At the gifted program in my elementary school, only five of the approximately 60 students in my grade got the opportunity to be in the gifted and talented program. In my middle school, there was a gifted and talented program for English, which had no more than 30 students for both seventh and eighth grade combined.

While gifted programs, in concept, have a positive intention of wanting to assist students in furthering their learning, the miniscule amount of children who get admitted prevents many other highly capable students from having the same opportunities. This pushes some students further ahead while others get left behind.

I can attest to the fact that gifted programs do benefit the students that get to be a part of them. Being in the gifted English and Language Arts class in middle school helped to set me up for success when I took an honors English class my freshman year of high school. However, I noticed that some of my peers who were not in the gifted program struggled making the adjustment from middle school to the honors class in high school.

Also seen in gifted programs across the country is their contribution to what is commonly referred to as the “achievement gap.” This is the difference in the academic achievement of students based on groupings such as race or socioeconomic status.

This can be seen in the old model of gifted programs in NYC, where wealthier families can afford to send their four year olds to test preparation classes to prepare them for the test. There are many patterns in the types of questions asked on the test, such as asking the child which picture does not belong in the group. If children have already been exposed to hearing these types of questions in preparatory classes, there is a greater chance that these children will perform better than children not previously exposed to the questions.

There is also racial underrepresentation in gifted programs across the country, which is an area that hopes to be addressed by “Brilliant NYC.” According to Associated Press News, there are approximately one million children in the NYC public school system, two-thirds of whom are either Black or Latino. However, this is not currently reflected in gifted programs as of the 16,000 students in the gifted program, only one quarter of them are Black or Latino.

I also made a similar observation with my gifted program from elementary school. Although my school is not nearly as diverse as the public schools in NYC, the program still did not fully reflect the diversity that is seen in our school district.
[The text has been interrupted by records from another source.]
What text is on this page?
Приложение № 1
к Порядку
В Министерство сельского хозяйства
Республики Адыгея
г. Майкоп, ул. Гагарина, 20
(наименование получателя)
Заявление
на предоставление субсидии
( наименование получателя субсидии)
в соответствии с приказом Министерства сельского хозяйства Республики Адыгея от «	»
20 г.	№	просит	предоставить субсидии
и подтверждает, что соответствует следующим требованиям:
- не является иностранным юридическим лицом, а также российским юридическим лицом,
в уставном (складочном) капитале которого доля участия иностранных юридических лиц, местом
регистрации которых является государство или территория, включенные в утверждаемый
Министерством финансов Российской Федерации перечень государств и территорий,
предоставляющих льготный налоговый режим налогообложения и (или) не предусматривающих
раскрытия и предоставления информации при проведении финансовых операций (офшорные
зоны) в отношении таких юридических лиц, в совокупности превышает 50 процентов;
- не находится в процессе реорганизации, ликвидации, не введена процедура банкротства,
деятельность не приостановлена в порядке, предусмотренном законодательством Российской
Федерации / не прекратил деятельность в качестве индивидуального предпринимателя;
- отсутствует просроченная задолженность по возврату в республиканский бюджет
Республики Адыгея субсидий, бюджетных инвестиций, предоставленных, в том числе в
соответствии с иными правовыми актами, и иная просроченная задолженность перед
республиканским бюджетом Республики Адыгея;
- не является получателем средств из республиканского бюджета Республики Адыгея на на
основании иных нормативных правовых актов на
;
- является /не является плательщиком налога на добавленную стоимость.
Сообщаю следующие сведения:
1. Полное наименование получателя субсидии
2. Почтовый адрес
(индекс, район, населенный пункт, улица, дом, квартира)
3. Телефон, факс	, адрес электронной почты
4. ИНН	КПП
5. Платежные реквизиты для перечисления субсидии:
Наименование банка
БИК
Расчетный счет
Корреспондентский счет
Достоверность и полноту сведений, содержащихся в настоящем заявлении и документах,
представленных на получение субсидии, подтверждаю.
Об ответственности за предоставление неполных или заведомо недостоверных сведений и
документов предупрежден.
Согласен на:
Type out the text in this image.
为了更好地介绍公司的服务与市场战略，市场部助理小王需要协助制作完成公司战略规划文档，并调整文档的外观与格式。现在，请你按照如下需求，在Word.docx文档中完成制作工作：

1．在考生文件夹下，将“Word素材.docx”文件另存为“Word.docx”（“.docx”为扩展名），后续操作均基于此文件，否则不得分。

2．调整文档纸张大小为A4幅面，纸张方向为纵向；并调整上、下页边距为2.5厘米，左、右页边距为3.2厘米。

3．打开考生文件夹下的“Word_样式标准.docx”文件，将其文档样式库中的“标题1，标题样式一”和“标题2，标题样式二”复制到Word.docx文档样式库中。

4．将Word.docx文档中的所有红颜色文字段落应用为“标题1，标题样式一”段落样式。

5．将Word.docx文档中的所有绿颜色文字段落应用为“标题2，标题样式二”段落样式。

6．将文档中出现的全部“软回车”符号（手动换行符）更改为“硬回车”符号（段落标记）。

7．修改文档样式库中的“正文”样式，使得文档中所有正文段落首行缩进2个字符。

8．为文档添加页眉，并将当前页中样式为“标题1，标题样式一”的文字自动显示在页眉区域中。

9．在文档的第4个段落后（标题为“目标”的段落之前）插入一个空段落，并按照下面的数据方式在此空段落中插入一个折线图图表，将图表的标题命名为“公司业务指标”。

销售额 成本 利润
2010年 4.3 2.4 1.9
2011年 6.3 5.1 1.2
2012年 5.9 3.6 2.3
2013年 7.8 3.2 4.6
In my gifted programs in both elementary and middle school, the majority of my classmates were white or Asian, which aligns with the statistics seen in gifted programs in NYC.

While gifted programs may have good intentions, the execution of many programs still needs considerable improvement to make a gifted education accessible to more students while also reflecting the level of diversity found in the school district. “Brilliant NYC,” is not a flawless plan, but it provides a plan to promote equality and diversity in gifted education while simultaneously creating a call for action for other gifted programs to consider their faults and how improvements can be made.